A Practical Workflow You Can Use Today
A repeatable workflow for retail traders looks like this:
- Open Stockbit, go to the broker flow or bandarmology view for the stock you want to analyze.
- Screenshot the relevant window, including the date range, prices, and broker summary.
- Upload the screenshot to Gemini with a clear prompt. For example, calculate the average buy price, total shares accumulated, and whether the pattern is accumulation, distribution, or active trading.
- Cross check Gemini’s interpretation with one manual look at the chart. If both agree, you have a strong read in minutes. If they disagree, that is a signal to slow down and look closer.
- Save the Gemini response alongside the screenshot. Over time this builds a personal journal of how the stock behaved before major moves.
The most important step is step four. AI is fast, but it is not infallible. The traders who benefit most from this workflow are the ones who use Gemini to compress the work, not to replace the thinking.
What Traders are Saying

The reaction from the Stockbit community shows two things. First, traders are hungry for faster analysis. Second, they are testing the AI workflow against their existing methods and finding it holds up.
stevenaristida (@stevenaristida) said:
“You can use the bandarmology feature, bro.
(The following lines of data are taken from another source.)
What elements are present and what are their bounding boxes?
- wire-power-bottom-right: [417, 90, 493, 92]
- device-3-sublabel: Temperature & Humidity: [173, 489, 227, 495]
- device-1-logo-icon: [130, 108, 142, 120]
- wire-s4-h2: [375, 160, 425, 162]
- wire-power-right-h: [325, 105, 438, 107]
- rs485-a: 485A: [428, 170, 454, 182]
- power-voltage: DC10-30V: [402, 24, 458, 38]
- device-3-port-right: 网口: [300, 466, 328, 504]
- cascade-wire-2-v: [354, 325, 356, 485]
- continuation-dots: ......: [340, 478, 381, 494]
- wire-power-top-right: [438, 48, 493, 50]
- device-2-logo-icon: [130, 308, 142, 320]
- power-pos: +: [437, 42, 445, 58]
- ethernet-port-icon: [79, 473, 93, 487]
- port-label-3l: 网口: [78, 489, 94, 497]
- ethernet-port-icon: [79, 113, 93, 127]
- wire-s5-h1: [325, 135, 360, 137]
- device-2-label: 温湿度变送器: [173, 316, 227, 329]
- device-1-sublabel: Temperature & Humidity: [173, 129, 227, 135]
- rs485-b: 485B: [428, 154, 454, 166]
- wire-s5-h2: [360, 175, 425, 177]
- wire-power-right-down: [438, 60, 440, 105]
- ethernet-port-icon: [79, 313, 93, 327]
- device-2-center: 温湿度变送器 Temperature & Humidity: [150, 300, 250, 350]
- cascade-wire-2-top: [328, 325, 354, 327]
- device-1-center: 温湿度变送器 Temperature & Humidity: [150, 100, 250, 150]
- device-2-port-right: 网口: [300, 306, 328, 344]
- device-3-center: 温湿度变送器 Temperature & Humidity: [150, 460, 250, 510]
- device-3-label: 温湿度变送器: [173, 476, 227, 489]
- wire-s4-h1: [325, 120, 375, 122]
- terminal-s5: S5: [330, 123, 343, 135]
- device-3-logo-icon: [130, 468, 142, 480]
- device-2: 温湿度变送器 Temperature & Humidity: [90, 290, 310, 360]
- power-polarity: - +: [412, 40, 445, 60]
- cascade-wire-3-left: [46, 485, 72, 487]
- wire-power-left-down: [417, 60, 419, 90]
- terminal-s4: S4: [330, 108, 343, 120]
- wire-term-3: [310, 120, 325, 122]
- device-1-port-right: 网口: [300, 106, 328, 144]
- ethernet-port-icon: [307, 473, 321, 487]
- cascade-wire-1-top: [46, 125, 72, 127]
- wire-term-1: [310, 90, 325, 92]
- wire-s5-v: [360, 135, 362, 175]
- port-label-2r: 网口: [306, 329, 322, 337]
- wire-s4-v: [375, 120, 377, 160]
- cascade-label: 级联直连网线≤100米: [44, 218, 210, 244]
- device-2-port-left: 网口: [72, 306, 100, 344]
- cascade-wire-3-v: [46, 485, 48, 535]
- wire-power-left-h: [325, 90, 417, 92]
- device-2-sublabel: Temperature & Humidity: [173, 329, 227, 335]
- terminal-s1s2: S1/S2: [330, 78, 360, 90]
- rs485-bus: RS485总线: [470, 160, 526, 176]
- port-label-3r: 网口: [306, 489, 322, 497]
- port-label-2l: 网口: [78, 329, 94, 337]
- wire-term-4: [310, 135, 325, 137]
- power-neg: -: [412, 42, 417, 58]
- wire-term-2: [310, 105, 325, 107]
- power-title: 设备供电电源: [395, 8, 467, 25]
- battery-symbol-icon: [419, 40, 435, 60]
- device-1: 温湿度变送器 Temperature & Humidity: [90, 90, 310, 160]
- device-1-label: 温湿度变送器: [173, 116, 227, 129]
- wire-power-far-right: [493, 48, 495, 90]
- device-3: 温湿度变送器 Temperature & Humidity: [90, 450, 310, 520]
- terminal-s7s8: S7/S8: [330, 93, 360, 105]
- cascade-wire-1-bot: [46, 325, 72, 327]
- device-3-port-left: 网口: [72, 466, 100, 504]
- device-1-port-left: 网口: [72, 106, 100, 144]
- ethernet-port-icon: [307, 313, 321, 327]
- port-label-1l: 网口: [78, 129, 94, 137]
Drag it to a certain date and you will see the number of items and their average price. CMIIW.”
This comment is a useful reminder that Stockbit itself already has built in tools for some of this analysis. The AI workflow does not replace the native feature, it complements it, and traders who combine both get the best of speed and accuracy.
viniindrawan (@viniindrawan) said:
“Thank you for the insight. Result from Gemini AI validated with manual recap by Excel. I will do it later. Nice sharing.”
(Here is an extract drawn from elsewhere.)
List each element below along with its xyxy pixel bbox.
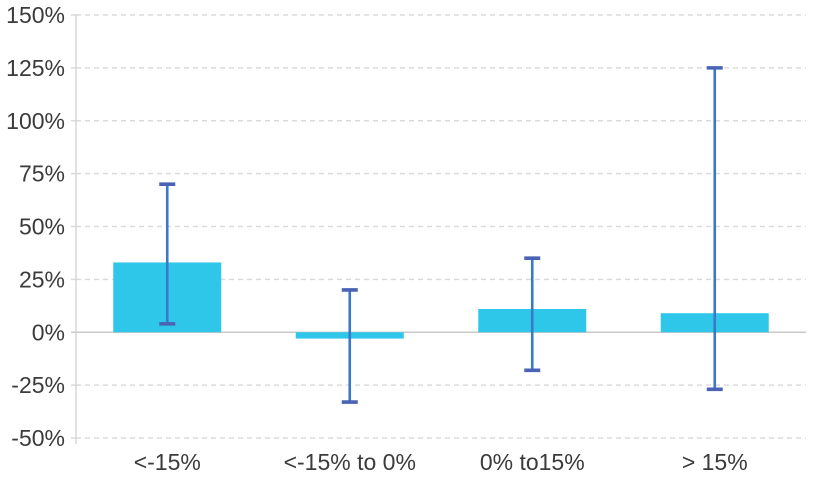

This is the strongest endorsement the workflow can get. A trader took the time to compare Gemini’s output with a manual Excel recap, and the AI held up. When a method survives that kind of validation, it is worth integrating into a regular routine.

Final Take
Retail trading analysis in 2026 does not have to be a spreadsheet hobby. Screenshot, upload, ask Gemini, and verify. That single loop turns a 30 minute chore into a 5 minute habit, and it puts the focus back on decisions instead of data entry. The traders who adopt this loop early will spend less time collecting numbers and more time acting on them.